Fonte Paulo Salamuni - 08/04/2011 - 17h06min Imprimir

Por Paulo Salamuni*

Entende-se por guerra fiscal a disputa entre os estados em conceder incentivos fiscais para atrair investimentos. Esses incentivos são dados no âmbito do ICMS, imposto estadual que tributa a circulação de mercadorias e alguns outros serviços. Esta prática se dá via concessões de benefícios fiscais, financeiros e de infraestrutura para as empresas interessadas em investir ou transferir seus investimentos para o estado concessor do benefício.

A guerra fiscal não é uma disputa saudável. Ela se trava à revelia do Conselho Nacional de Política Fazendária – CONFAZ. Esse Conselho, criado em 1975, tem como função reunir em Brasília os secretários da Fazenda dos estados e o Ministro da Fazenda para que, juntos, acordem unanimemente acerca de incentivos fiscais. Esperava-se que os estados acatassem as resoluções deste conselho, que teria como responsabilidade a definição dos convênios entre os estados, que determinariam as alíquotas e as condições para possíveis isenções. O problema é conseguir a unanimidade.

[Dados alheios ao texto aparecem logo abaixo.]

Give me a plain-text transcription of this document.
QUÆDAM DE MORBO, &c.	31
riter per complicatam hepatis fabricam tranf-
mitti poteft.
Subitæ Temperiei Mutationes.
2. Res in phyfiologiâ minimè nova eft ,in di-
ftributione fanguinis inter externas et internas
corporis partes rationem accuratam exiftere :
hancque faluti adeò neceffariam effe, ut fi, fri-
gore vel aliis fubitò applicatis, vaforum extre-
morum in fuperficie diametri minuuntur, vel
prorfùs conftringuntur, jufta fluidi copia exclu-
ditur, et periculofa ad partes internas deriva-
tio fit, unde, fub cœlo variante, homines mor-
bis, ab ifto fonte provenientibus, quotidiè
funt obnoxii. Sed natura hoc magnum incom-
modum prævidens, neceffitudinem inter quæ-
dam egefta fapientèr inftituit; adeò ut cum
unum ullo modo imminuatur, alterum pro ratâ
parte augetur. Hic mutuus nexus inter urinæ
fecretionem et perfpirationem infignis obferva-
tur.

No início da década de 1980 começa um movimento de busca ao fortalecimento dos estados e municípios. Com a promulgação da Constituição de 1988, consagra-se êxito a esse grupo formado principalmente por prefeitos e governadores. A Carta Magna transfere maior fatia do bolo tributário e concede maior autonomia para essas unidades federativas legislarem sobre suas fontes de arrecadação. Esta liberdade fiscal propiciou o acirramento da chamada “Guerra Fiscal”, estimulando a disputa entre estados que objetivaram a promoção do desenvolvimento regional e utilizaram a concessão de benefícios às empresas para instalação de novas plantas industriais no seu território. Essa guerra não é um fato novo na política brasileira. Existem registros de tal prática desde a década de 1920, mas ela assume proporções expressivas e preocupantes na década de 1990.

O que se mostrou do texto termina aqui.